While my school system (and hopefully yours!) celebrated Internet Safety Month in February, we all really need to work on this year round. Whether at home, at church, or at school, we need to inendate our students and children with opportunities to discuss how to stay safe online. As I work toward clearing out my Google Reader and exporting it to Feedly (see about Google’s decision to kill off GR in an upcoming post), I came across a great resource, Planet Nutshell. Similar to the Common Craft videos from years back, Planet Nutshell makes nutshells on a variety of topics. They also look to monetize videos, but in some cases, they make videos for educators. Online safety is one such topic, and if you view the preview video I attached, you can go to their site to find even more. Good stuff!
So who does not like games? Especially in a school. I remember teaching, using wastebasket basketball for spelling practice. Now in the 21st Century, everything is digital. With our annual state technology conference (NCTIES) coming up, of course we get innendated with offers from vendors. One, though, pieked my interest. The Teacher Gaming Network (app.teachergaming.net). On the site you can create a variety of games for your classroom. Things like Case Chase (Deal or No Deal), Classroom Feud (Family Feud), and Elevator Madness. So to get the ball rolling, you need an account. Once you set that up, you need to either broswe through existing games and questions or create your own. Certain games take certain types of questions, obviously, so pay attention! I just searched through existing games and found one on the Dewey Decimal System (exciting, I know!). so then you can actually play the game. Creating games isn’t too tough. Definitely some interesting promise here.
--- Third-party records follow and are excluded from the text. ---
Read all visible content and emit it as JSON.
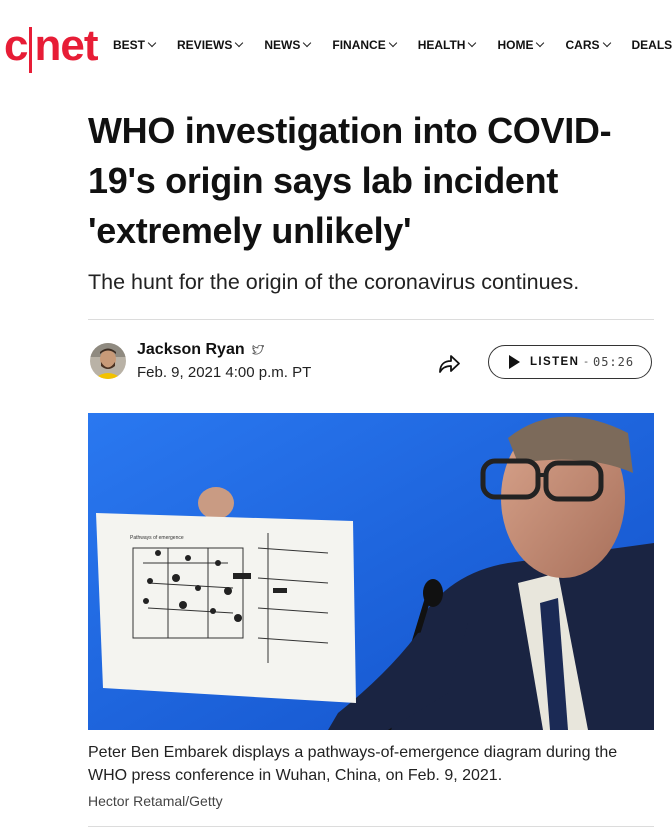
{
  "header": {
    "logo_text": "cnet",
    "nav": [
      {
        "label": "BEST"
      },
      {
        "label": "REVIEWS"
      },
      {
        "label": "NEWS"
      },
      {
        "label": "FINANCE"
      },
      {
        "label": "HEALTH"
      },
      {
        "label": "HOME"
      },
      {
        "label": "CARS"
      },
      {
        "label": "DEALS"
      }
    ]
  },
  "article": {
    "headline": "WHO investigation into COVID-19's origin says lab incident 'extremely unlikely'",
    "dek": "The hunt for the origin of the coronavirus continues.",
    "author": "Jackson Ryan",
    "date": "Feb. 9, 2021 4:00 p.m. PT",
    "listen": {
      "label": "LISTEN",
      "separator": "-",
      "duration": "05:26"
    },
    "image": {
      "caption": "Peter Ben Embarek displays a pathways-of-emergence diagram during the WHO press conference in Wuhan, China, on Feb. 9, 2021.",
      "credit": "Hector Retamal/Getty",
      "diagram_title": "Pathways of emergence"
    }
  },
  "colors": {
    "brand": "#e71d36",
    "photo_bg": "#1c6ae6",
    "text": "#111111"
  },
  "icons": {
    "share": "share-arrow-icon",
    "play": "play-icon",
    "twitter": "twitter-bird-icon",
    "chevron": "chevron-down-icon"
  }
}
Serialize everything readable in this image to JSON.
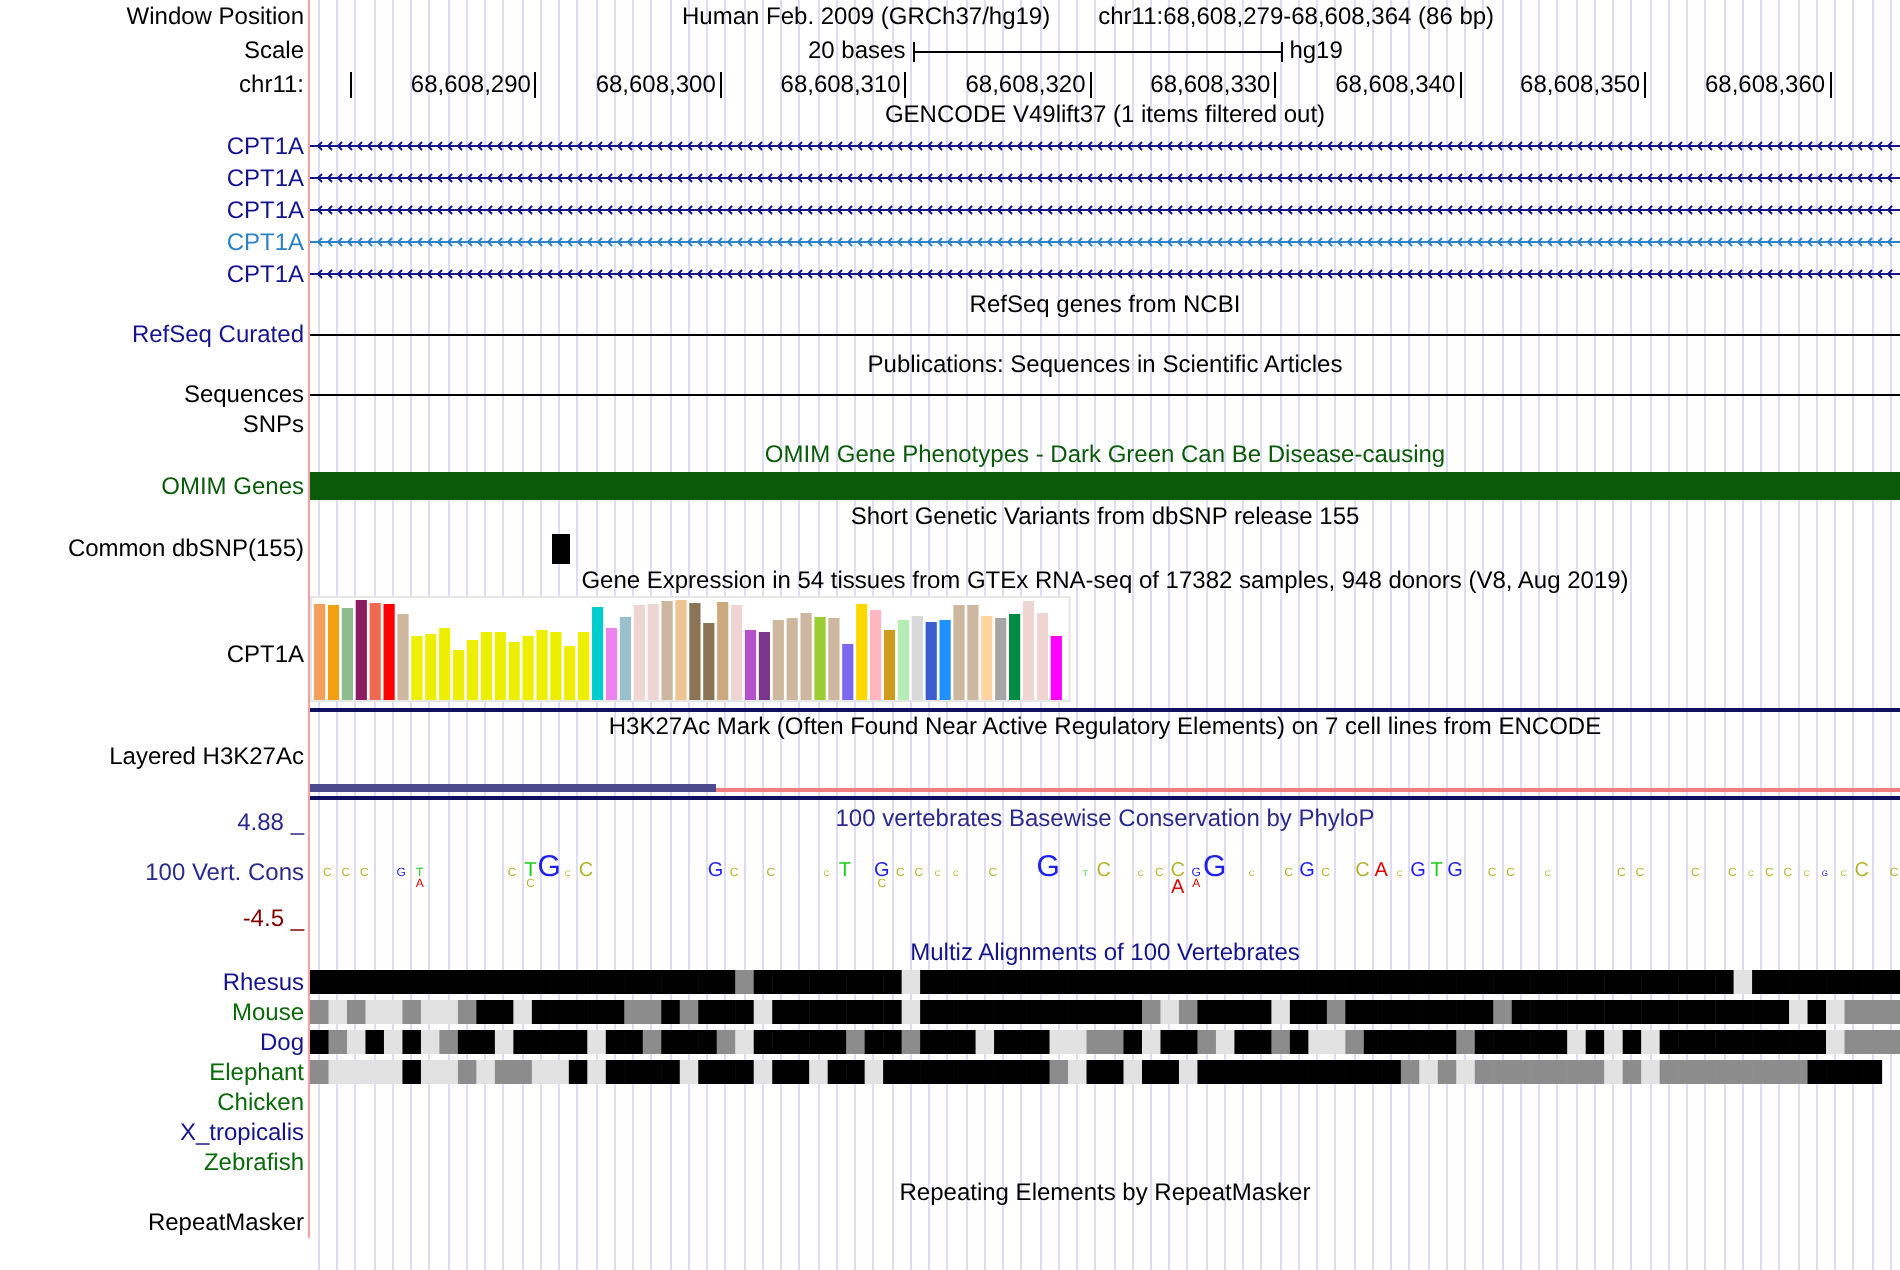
{
  "position": {
    "label": "Window Position",
    "assembly": "Human Feb. 2009 (GRCh37/hg19)",
    "region": "chr11:68,608,279-68,608,364 (86 bp)"
  },
  "scale": {
    "label": "Scale",
    "span": "20 bases",
    "assembly": "hg19"
  },
  "ruler": {
    "label": "chr11:",
    "ticks": [
      "68,608,290",
      "68,608,300",
      "68,608,310",
      "68,608,320",
      "68,608,330",
      "68,608,340",
      "68,608,350",
      "68,608,360"
    ]
  },
  "tracks": [
    {
      "kind": "genes",
      "title": "GENCODE V49lift37 (1 items filtered out)",
      "rows": [
        {
          "name": "CPT1A",
          "color": "#14148c"
        },
        {
          "name": "CPT1A",
          "color": "#14148c"
        },
        {
          "name": "CPT1A",
          "color": "#14148c"
        },
        {
          "name": "CPT1A",
          "color": "#2c82c8"
        },
        {
          "name": "CPT1A",
          "color": "#14148c"
        }
      ]
    },
    {
      "kind": "line",
      "title": "RefSeq genes from NCBI",
      "label": "RefSeq Curated",
      "color": "#14148c"
    },
    {
      "kind": "line",
      "title": "Publications: Sequences in Scientific Articles",
      "label": "Sequences",
      "color": "#000000"
    },
    {
      "kind": "empty",
      "label": "SNPs",
      "color": "#000000"
    },
    {
      "kind": "band",
      "title": "OMIM Gene Phenotypes - Dark Green Can Be Disease-causing",
      "label": "OMIM Genes",
      "color": "#0a5a0a"
    },
    {
      "kind": "variants",
      "title": "Short Genetic Variants from dbSNP release 155",
      "label": "Common dbSNP(155)",
      "color": "#000000"
    },
    {
      "kind": "expression",
      "title": "Gene Expression in 54 tissues from GTEx RNA-seq of 17382 samples, 948 donors (V8, Aug 2019)",
      "label": "CPT1A",
      "color": "#000000",
      "bars": [
        {
          "color": "#f5a05a"
        },
        {
          "color": "#f0a010"
        },
        {
          "color": "#8fbc8f"
        },
        {
          "color": "#8b1c62"
        },
        {
          "color": "#ee6a50"
        },
        {
          "color": "#ff0000"
        },
        {
          "color": "#cdb79e"
        },
        {
          "color": "#eeee00"
        },
        {
          "color": "#eeee00"
        },
        {
          "color": "#eeee00"
        },
        {
          "color": "#eeee00"
        },
        {
          "color": "#eeee00"
        },
        {
          "color": "#eeee00"
        },
        {
          "color": "#eeee00"
        },
        {
          "color": "#eeee00"
        },
        {
          "color": "#eeee00"
        },
        {
          "color": "#eeee00"
        },
        {
          "color": "#eeee00"
        },
        {
          "color": "#eeee00"
        },
        {
          "color": "#eeee00"
        },
        {
          "color": "#00cdcd"
        },
        {
          "color": "#ee82ee"
        },
        {
          "color": "#9ac0cd"
        },
        {
          "color": "#eed5d2"
        },
        {
          "color": "#eed5d2"
        },
        {
          "color": "#cdb79e"
        },
        {
          "color": "#eec591"
        },
        {
          "color": "#8b7355"
        },
        {
          "color": "#8b7355"
        },
        {
          "color": "#cdaa7d"
        },
        {
          "color": "#eed5d2"
        },
        {
          "color": "#b452cd"
        },
        {
          "color": "#7a378b"
        },
        {
          "color": "#cdb79e"
        },
        {
          "color": "#cdb79e"
        },
        {
          "color": "#cdb79e"
        },
        {
          "color": "#9acd32"
        },
        {
          "color": "#cdb79e"
        },
        {
          "color": "#7b68ee"
        },
        {
          "color": "#ffd700"
        },
        {
          "color": "#ffb6c1"
        },
        {
          "color": "#cd9b1d"
        },
        {
          "color": "#b4eeb4"
        },
        {
          "color": "#d9d9d9"
        },
        {
          "color": "#3a5fcd"
        },
        {
          "color": "#1e90ff"
        },
        {
          "color": "#cdb79e"
        },
        {
          "color": "#cdb79e"
        },
        {
          "color": "#ffd39b"
        },
        {
          "color": "#a6a6a6"
        },
        {
          "color": "#008b45"
        },
        {
          "color": "#eed5d2"
        },
        {
          "color": "#eed5d2"
        },
        {
          "color": "#ff00ff"
        }
      ]
    },
    {
      "kind": "signal",
      "title": "H3K27Ac Mark (Often Found Near Active Regulatory Elements) on 7 cell lines from ENCODE",
      "label": "Layered H3K27Ac",
      "color": "#000000"
    },
    {
      "kind": "conservation",
      "title": "100 vertebrates Basewise Conservation by PhyloP",
      "label": "100 Vert. Cons",
      "color": "#2a2a8c",
      "max": "4.88 _",
      "min": "-4.5 _",
      "letters": [
        {
          "base": "C"
        },
        {
          "base": "C"
        },
        {
          "base": "C"
        },
        {
          "base": "G"
        },
        {
          "base": "T",
          "below": "A"
        },
        {
          "base": "C"
        },
        {
          "base": "T",
          "below": "C"
        },
        {
          "base": "G"
        },
        {
          "base": "C"
        },
        {
          "base": "C"
        },
        {
          "base": "G"
        },
        {
          "base": "C"
        },
        {
          "base": "C"
        },
        {
          "base": "C"
        },
        {
          "base": "T"
        },
        {
          "base": "G",
          "below": "C"
        },
        {
          "base": "C"
        },
        {
          "base": "C"
        },
        {
          "base": "C"
        },
        {
          "base": "C"
        },
        {
          "base": "C"
        },
        {
          "base": "G"
        },
        {
          "base": "T"
        },
        {
          "base": "C"
        },
        {
          "base": "C"
        },
        {
          "base": "C"
        },
        {
          "base": "C",
          "below": "A"
        },
        {
          "base": "G",
          "below": "A"
        },
        {
          "base": "G"
        },
        {
          "base": "C"
        },
        {
          "base": "C"
        },
        {
          "base": "G"
        },
        {
          "base": "C"
        },
        {
          "base": "C"
        },
        {
          "base": "A"
        },
        {
          "base": "C"
        },
        {
          "base": "G"
        },
        {
          "base": "T"
        },
        {
          "base": "G"
        },
        {
          "base": "C"
        },
        {
          "base": "C"
        },
        {
          "base": "C"
        },
        {
          "base": "C"
        },
        {
          "base": "C"
        },
        {
          "base": "C"
        },
        {
          "base": "C"
        },
        {
          "base": "C"
        },
        {
          "base": "C"
        },
        {
          "base": "C"
        },
        {
          "base": "C"
        },
        {
          "base": "G"
        },
        {
          "base": "C"
        },
        {
          "base": "C"
        },
        {
          "base": "C"
        }
      ]
    },
    {
      "kind": "alignment",
      "title": "Multiz Alignments of 100 Vertebrates",
      "species": [
        {
          "name": "Rhesus",
          "color": "#14148c"
        },
        {
          "name": "Mouse",
          "color": "#0a6a0a"
        },
        {
          "name": "Dog",
          "color": "#14148c"
        },
        {
          "name": "Elephant",
          "color": "#0a6a0a"
        },
        {
          "name": "Chicken",
          "color": "#0a6a0a"
        },
        {
          "name": "X_tropicalis",
          "color": "#14148c"
        },
        {
          "name": "Zebrafish",
          "color": "#0a6a0a"
        }
      ]
    },
    {
      "kind": "title",
      "title": "Repeating Elements by RepeatMasker",
      "label": "RepeatMasker",
      "color": "#000000"
    }
  ]
}
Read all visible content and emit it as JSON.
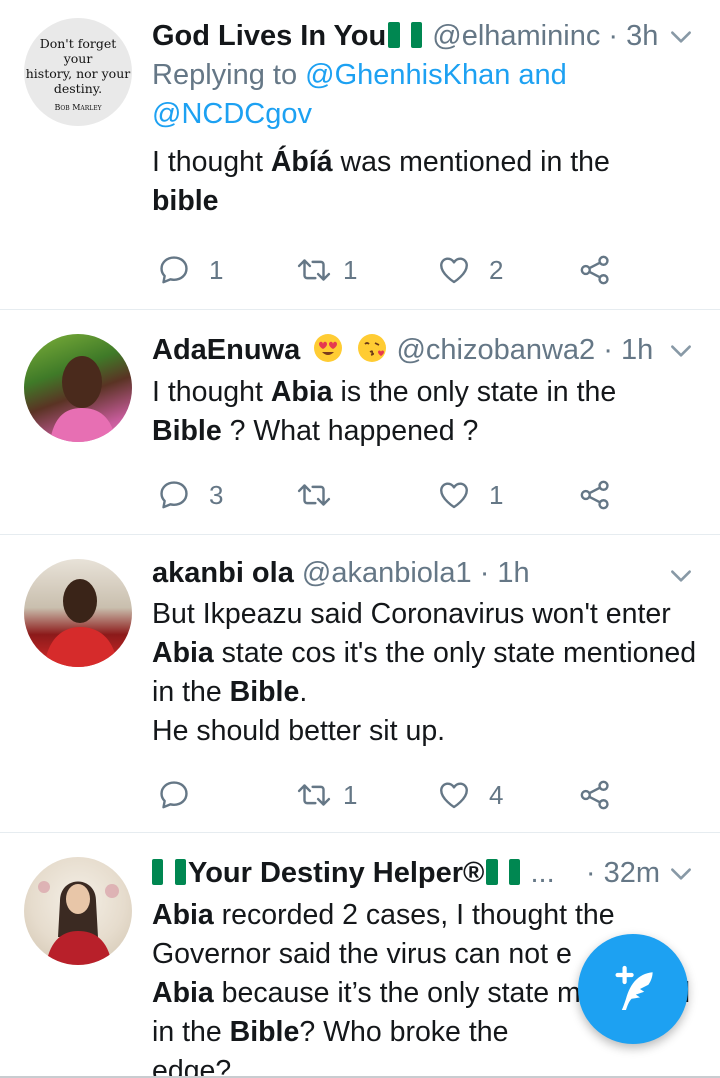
{
  "tweets": [
    {
      "display_name": "God Lives In You",
      "handle": "@elhamininc",
      "time": "3h",
      "reply_prefix": "Replying to",
      "reply_mention_1": "@GhenhisKhan",
      "reply_and": "and",
      "reply_mention_2": "@NCDCgov",
      "text_1": "I thought ",
      "bold_1": "Ábíá",
      "text_2": " was mentioned in the ",
      "bold_2": "bible",
      "replies": "1",
      "retweets": "1",
      "likes": "2",
      "avatar_text": [
        "Don't forget your",
        "history, nor your",
        "destiny.",
        "Bob Marley"
      ]
    },
    {
      "display_name": "AdaEnuwa",
      "handle": "@chizobanwa2",
      "time": "1h",
      "text_1": "I thought ",
      "bold_1": "Abia",
      "text_2": " is the only state in the ",
      "bold_2": "Bible",
      "text_3": " ? What happened ?",
      "replies": "3",
      "retweets": "",
      "likes": "1"
    },
    {
      "display_name": "akanbi ola",
      "handle": "@akanbiola1",
      "time": "1h",
      "text_1": "But Ikpeazu said Coronavirus won't enter ",
      "bold_1": "Abia",
      "text_2": " state cos it's the only state mentioned in the ",
      "bold_2": "Bible",
      "text_3": ".",
      "text_4": "He should better sit up.",
      "replies": "",
      "retweets": "1",
      "likes": "4"
    },
    {
      "display_name": "Your Destiny Helper®",
      "handle": "...",
      "time": "32m",
      "bold_1": "Abia",
      "text_1": " recorded 2 cases, I thought the Governor said the virus can not e",
      "bold_2": "Abia",
      "text_2": " because it’s the only state mentioned in the ",
      "bold_3": "Bible",
      "text_3": "? Who broke the",
      "text_4": "edge?"
    }
  ],
  "colors": {
    "accent": "#1da1f2",
    "secondary_text": "#657786",
    "primary_text": "#14171a",
    "divider": "#e6ecf0",
    "flag_green": "#008751"
  },
  "icons": {
    "reply": "reply-icon",
    "retweet": "retweet-icon",
    "like": "heart-icon",
    "share": "share-icon",
    "caret": "chevron-down-icon",
    "compose": "compose-tweet-icon"
  }
}
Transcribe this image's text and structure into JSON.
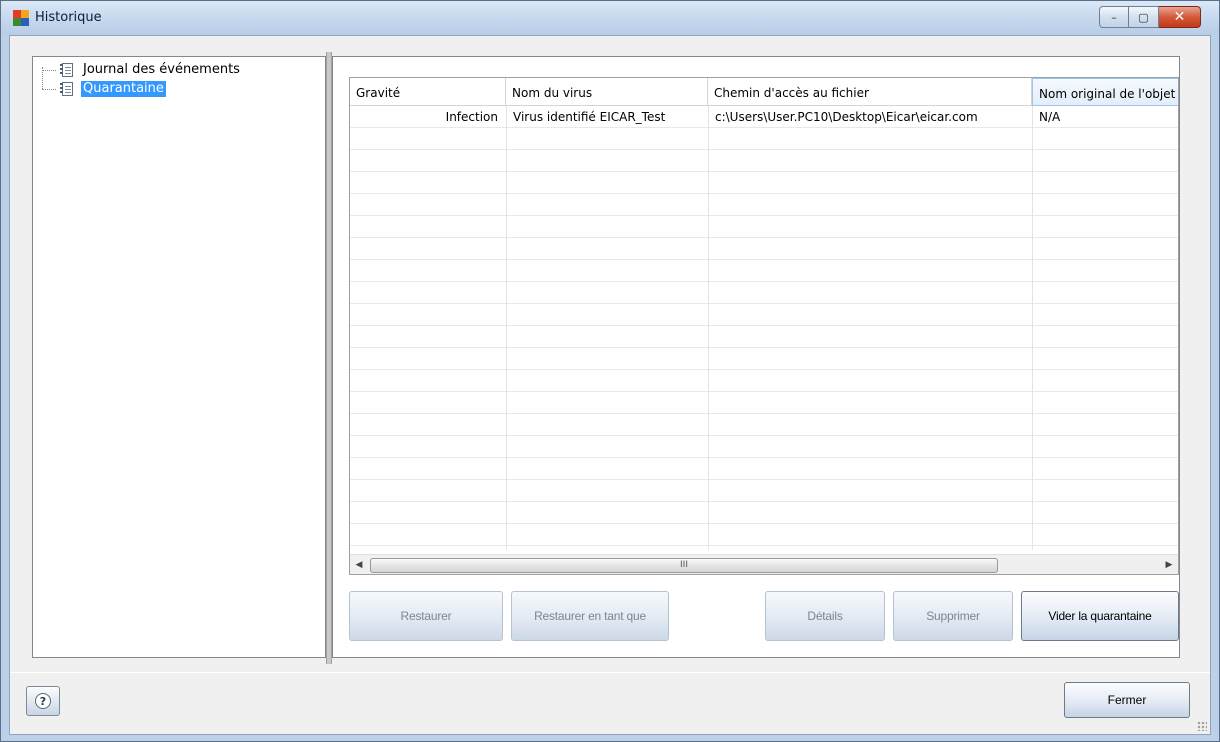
{
  "window": {
    "title": "Historique",
    "controls": {
      "minimize": "–",
      "maximize": "▢",
      "close": "✕"
    }
  },
  "tree": {
    "items": [
      {
        "label": "Journal des événements",
        "selected": false
      },
      {
        "label": "Quarantaine",
        "selected": true
      }
    ]
  },
  "table": {
    "columns": [
      "Gravité",
      "Nom du virus",
      "Chemin d'accès au fichier",
      "Nom original de l'objet"
    ],
    "rows": [
      [
        "Infection",
        "Virus identifié EICAR_Test",
        "c:\\Users\\User.PC10\\Desktop\\Eicar\\eicar.com",
        "N/A"
      ]
    ],
    "scroll": {
      "left_arrow": "◀",
      "right_arrow": "▶",
      "thumb_grip": "III"
    }
  },
  "actions": {
    "restore": "Restaurer",
    "restore_as": "Restaurer en tant que",
    "details": "Détails",
    "delete": "Supprimer",
    "empty_quarantine": "Vider la quarantaine"
  },
  "footer": {
    "help": "?",
    "close": "Fermer"
  },
  "colors": {
    "selection": "#3399ff",
    "titlebar": "#c3d6ec",
    "close_button": "#d45a3c"
  },
  "icons": {
    "app": "avg-logo-icon",
    "tree_item": "document-log-icon",
    "help": "help-icon"
  }
}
Maybe not from the standpoint of a teacher creating all these, but maybe by him or her dividing topics up and letting students create different games.
We recently had our CTE (Career Tech Ed) Department purchase five Samsung 7.0 tablets. They asked me to load some apps, so I explored the Play store. With CTE, you have such a wide variety of areas. You have your business courses. You have your technical courses, like masonry and welding, and then your agriculture classes. So I explored around and found a decent set of apps. One thing I do not do enough is just explore the Play store. Lots and lots of good apps, and adding new every day.
For our business teachers, I installed a series of MS Office tutorials. While not the most interactive thing, I figure they use this and the tablets would be a good way to review. Interesting that some of these are Goodwill Foundation apps.
For our technical, tools are always a good thing. Smart Tools offers a great series of things like rulers, levels, sound tools, and more.
Of course you can always use the camera and other built in tools. But the point is you really can load anything for any area. We hope to now get them to use these more interactively. Small steps!!
So nice to talk about curriculum and know most of the people in the US can discuss it on the same level. Instead of each state creating their own resources, we can pool our content and find good things like Common Curriculum (http://www.commoncurriculum.com/). I recently discovered this after it being highlighted at one of our state technology meetings. The premise is simple. You sign up for an account, put in the subjects you teach, then begin dragging and dropping resources to create your plan book. It searches the Common Core to help with objectives, and allows you to put in your resources. Pretty nice user interface and tool. I plan to look into it a little more.